PMG PHOTO: JEFF ZURSCHMEIDE - New cars like the Toyota Corolla have onboard electronics that can drain the battery if you do not take steps to keep it fully charged.With the advent of stay-at-home orders and social distancing, many people are driving their

cars much less often, and for shorter distances than usual. If you're doing a good job of staying

at home, you might find that your car's battery is depleted and the inside of your car is damp

when you need to drive somewhere.

Here are a few tips to help keep your car in good shape for when you need it:

• Start your car at least every 3 days and let it warm it up completely to help keep the

battery charged. Be sure to run the heater and air conditioning to help dispel any water

condensation in the car. That's important during a wet Portland spring.
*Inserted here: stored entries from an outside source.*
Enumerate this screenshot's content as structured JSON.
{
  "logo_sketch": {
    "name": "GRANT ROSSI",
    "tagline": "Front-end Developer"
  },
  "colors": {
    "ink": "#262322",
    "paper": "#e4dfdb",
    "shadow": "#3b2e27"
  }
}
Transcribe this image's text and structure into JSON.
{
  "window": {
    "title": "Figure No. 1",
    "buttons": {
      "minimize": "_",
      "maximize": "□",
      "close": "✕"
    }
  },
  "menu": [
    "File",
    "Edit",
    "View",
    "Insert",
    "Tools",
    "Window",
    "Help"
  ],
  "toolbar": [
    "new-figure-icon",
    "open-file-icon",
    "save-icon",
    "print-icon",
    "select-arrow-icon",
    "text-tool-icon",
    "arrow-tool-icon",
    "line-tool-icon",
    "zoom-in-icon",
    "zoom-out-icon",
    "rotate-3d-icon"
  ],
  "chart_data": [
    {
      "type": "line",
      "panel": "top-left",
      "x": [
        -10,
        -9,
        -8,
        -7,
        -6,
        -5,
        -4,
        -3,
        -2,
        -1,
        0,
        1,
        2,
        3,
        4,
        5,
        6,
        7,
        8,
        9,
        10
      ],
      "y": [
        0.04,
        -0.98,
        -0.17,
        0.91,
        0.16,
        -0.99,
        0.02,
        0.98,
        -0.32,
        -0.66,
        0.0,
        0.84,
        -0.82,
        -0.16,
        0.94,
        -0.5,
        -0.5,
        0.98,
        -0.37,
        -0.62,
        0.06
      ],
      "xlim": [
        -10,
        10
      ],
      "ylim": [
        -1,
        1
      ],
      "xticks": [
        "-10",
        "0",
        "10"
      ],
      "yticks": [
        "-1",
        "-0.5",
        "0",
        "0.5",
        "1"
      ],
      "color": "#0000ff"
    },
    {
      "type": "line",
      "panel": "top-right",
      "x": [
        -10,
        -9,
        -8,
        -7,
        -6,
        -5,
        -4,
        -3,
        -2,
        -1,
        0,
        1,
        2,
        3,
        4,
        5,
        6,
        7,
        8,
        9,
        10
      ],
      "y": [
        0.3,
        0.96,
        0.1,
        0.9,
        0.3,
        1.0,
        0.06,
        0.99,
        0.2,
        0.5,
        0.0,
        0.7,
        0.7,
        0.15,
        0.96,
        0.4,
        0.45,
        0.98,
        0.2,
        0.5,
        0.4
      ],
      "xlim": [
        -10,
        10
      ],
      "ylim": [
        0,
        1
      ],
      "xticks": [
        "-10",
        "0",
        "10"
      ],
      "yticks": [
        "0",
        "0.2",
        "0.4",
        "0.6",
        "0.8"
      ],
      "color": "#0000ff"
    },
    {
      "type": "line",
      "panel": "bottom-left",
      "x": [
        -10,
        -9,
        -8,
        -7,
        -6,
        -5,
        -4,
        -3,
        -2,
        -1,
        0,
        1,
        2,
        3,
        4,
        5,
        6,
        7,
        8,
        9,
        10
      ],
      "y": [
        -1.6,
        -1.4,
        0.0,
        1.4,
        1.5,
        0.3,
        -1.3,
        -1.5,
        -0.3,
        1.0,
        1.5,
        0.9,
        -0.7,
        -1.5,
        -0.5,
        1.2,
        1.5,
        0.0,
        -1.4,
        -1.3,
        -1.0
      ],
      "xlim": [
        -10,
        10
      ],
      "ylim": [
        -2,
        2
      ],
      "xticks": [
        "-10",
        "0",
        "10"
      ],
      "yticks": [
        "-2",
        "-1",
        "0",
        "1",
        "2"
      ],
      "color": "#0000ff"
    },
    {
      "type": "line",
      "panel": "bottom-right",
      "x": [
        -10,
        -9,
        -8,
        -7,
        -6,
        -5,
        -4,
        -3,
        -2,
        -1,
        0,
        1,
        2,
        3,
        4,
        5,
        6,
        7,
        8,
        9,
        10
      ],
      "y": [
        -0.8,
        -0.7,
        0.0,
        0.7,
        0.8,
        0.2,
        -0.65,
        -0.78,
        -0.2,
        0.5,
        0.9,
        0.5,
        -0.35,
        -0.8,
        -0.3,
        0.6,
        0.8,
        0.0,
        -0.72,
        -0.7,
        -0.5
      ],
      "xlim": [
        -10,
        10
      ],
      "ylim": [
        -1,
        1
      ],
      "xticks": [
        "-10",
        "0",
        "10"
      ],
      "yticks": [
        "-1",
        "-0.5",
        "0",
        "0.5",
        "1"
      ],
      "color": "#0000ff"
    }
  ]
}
• If you have a place to plug in, consider purchasing a quality battery tender to keep your

batteries charged up. Most auto parts stock these and they cost about $40. Avoid the

cheap ones; they don't work. When your car sits idle for a long time, functions like the

clock and security system can drain the battery. Keeping a full charge is the single most

important thing you can do to help your car start right up again, and it extends the life

of your car battery.

• If you can, keep your fuel tank full. Water condenses in the tank when there's air in it

instead of fuel. This is especially a problem for diesel engines.

• Keep your vehicle secure in your garage if possible, or in your driveway instead of on the

street. If you do park your car outdoors, always be sure to lock it, and never leave

anything out and visible in the car.

• Most jurisdictions require cars parked on the street to be moved at least once every 72

hours, or they may be assumed to be abandoned. If you get a notice on your car, take it seriously. In the city of Portland, the limit is 24 hours.